Our 5 Step Process For Predictive Analytics
In our CompassRed Data Lab, on behalf of our clients, we are always looking for a better way to “Predict” with our algorithms, including Machine Learning (ML), and Artificial Intelligence (AI). As data becomes more ubiquitous and complicated, and as the systems that manage the data become more fluid, the process and methodology become ever more important (as long as they’re flexible).
Start with Data, End with Deployment
Sandwiched either side of the actual predictive process is of course(1) data identification and ingestion (what we like to call “Data Wrangling”) and (2) results deployment. Data Wrangling is probably the easiest step technically, but the most complicated step in reality. By some accounts it can be as much as 80% of the work when building and implementing a predictive analytics process. Deployment is the process of making the results usable — which could be done either through visuals (i.e. Dashboards), triggers, API’s, or whatever mechanism. More on this in future posts.
The Model Development
When it comes down to doing the actual predictions (when we have the data in our hands) — we have a five-step process we continually hone to produce the predictors and the results we need:
Step 1) Determine the Unit of Analysis
Usually, the “unit of analysis” will be structured as a record in the database and is typically a “transaction” or “client”. Transaction records are often ideal, because they can be aggregated to client level records. Examples of transactions are “sales”, “check-ins”, “meeting occurrences”, “employment hires”, etc. A client can be a “customer”, “sales prospect”, or “person(s)”. When we’re working on a time series analysis, the unit of analysis is a period of time (e.g. day, week, month, or year).
Step 2) Identify the Target Field(s)
The Target Fields are usually an outcome(s) of interest to the organization. They must include at least two or more values (e.g. sale or no sale, or voluntary termination, involuntary termination, or no termination). This means that you cannot used data in which all of the subjects had the same outcome (e.g. everyone responded to the sales offer).
Step 3) Identify Initial Predictors
When identifying the initial predictors, we identify all of the fields that could potentially affect the target fields. Often the challenge is that these fields are stored in different tables and different parts of the organization. Once these predictor fields have been identified the next challenge is oftento access and join them into a single table so that each record includes the target and predictor fields (hence the term “Data Wrangling”). In general, not all potential predictors need to be accessed immediately; more can easily be added later.
Step 4) Build The Models
This is where the fun begins. The “models” are the algorithms that capture historical patterns in the data. Most models are used to (a) rank the predictors for their impact on a target field, or (b) make predictions for new records (known as “scoring”). Today, the most widely used software programs for generating these algorithms are IBM SPSS, R and SAS, because they include many different modeling procedures. Because of costs — R usually the most used since it is Open. IBM’s SPSS is the most practiced, and SAS is generally known as the most robust (and expensive!).

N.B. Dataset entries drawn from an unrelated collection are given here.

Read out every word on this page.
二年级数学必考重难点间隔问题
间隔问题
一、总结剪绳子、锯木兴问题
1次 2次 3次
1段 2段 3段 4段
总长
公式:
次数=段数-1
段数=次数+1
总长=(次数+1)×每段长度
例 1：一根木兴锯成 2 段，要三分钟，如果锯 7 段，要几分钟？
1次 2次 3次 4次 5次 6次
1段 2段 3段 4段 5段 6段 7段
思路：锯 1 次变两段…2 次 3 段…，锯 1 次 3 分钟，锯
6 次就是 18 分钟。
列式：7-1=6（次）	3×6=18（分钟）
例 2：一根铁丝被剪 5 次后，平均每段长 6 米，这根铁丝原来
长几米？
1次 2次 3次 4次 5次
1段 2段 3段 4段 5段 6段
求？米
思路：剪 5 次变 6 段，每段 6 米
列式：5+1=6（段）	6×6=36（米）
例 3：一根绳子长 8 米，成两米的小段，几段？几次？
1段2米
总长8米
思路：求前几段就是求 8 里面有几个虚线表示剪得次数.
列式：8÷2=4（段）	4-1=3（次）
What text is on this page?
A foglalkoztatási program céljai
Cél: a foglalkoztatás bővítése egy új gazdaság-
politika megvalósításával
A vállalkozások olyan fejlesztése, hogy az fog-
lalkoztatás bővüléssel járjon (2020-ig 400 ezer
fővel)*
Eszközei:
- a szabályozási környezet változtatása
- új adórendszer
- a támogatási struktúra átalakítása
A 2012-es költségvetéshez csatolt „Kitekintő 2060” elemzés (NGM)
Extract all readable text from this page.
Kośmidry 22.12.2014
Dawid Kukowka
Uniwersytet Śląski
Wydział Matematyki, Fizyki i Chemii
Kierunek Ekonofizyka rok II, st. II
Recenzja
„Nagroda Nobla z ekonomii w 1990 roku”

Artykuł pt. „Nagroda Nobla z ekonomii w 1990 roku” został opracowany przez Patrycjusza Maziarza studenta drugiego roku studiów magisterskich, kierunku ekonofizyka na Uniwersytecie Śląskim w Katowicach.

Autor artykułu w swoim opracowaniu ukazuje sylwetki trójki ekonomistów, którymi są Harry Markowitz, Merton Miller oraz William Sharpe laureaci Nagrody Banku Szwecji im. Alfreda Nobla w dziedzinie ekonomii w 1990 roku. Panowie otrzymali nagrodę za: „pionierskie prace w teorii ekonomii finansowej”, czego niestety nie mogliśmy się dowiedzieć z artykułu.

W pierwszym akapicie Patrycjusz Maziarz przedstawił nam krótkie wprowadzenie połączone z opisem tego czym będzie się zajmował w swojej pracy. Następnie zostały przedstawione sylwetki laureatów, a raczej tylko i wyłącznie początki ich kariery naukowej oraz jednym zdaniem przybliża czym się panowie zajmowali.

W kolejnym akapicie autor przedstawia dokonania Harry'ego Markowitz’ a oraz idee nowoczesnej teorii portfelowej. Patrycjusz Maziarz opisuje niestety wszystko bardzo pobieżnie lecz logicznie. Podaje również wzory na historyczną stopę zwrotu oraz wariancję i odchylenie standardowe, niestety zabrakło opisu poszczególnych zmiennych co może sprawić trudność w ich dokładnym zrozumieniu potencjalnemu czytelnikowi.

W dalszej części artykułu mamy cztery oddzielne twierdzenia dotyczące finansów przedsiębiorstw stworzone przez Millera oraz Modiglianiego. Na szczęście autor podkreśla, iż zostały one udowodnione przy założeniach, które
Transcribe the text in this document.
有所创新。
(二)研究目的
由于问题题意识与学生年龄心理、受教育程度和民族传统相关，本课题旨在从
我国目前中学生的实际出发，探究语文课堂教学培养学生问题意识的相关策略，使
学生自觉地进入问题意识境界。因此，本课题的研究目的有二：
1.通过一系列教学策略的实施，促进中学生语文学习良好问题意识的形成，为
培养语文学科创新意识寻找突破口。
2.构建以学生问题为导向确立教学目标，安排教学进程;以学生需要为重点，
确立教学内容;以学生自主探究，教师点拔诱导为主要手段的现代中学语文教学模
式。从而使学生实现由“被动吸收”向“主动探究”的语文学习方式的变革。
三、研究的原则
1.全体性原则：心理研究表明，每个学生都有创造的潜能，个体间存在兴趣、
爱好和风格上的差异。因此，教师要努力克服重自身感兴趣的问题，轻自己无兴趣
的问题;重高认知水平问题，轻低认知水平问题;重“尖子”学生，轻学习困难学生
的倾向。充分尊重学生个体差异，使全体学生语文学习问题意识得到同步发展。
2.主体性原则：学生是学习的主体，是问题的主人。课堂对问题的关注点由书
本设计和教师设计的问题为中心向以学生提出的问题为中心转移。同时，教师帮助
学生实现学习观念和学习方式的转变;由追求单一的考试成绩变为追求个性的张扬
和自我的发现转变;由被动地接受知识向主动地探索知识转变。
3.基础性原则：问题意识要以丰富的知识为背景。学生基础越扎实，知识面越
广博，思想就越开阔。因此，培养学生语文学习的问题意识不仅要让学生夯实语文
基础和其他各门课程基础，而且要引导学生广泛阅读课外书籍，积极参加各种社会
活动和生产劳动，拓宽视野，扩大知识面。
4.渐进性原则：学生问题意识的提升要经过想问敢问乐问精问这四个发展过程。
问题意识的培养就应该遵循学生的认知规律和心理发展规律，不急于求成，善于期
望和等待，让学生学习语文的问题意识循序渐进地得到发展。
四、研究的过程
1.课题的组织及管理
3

Step 5) Test and Modify Models
Finally, the developed Models are tested for their predictive accuracy on historical data. In this step, random samples of the historical data can treated as new cases to test a model’s ability to accurately predict their outcomes. All models have settings that can be adjusted to improve a model’s performance.
Improving and Expanding the Predictive Analytics Process
There is not a model out there that cannot be improved. That’s why Predictive Analytics (or what we call “Predictive Intelligence”) is benefiting like no other from Machine Learning, Artificial Intelligence, and Deep Learning. Accessing more predictor fields will improve accuracy, although the cost of accessing these fields must be weighed against their contribution to this predictive accuracy. More target fields can be added to the process, each with their own set of predictors and models
Predictive Analytics has been around for years — but the new advances in methods and processing have catapulted it to the forefront. Asking one colleague recently, in a discussion comparing the popularity of AI to Blockchain, and whether AI was on the “Hype Curve”, he responded that Blockchain was a new concept and technology looking for a problem, but Artificial Intelligence, Predictive Analytics, and Machine Learning have been in practice for years. Because of a “Moore’s Law” type affect on these methods — new applications of these technologies are occurring that are life (or game) changing. Anyone for a game of poker?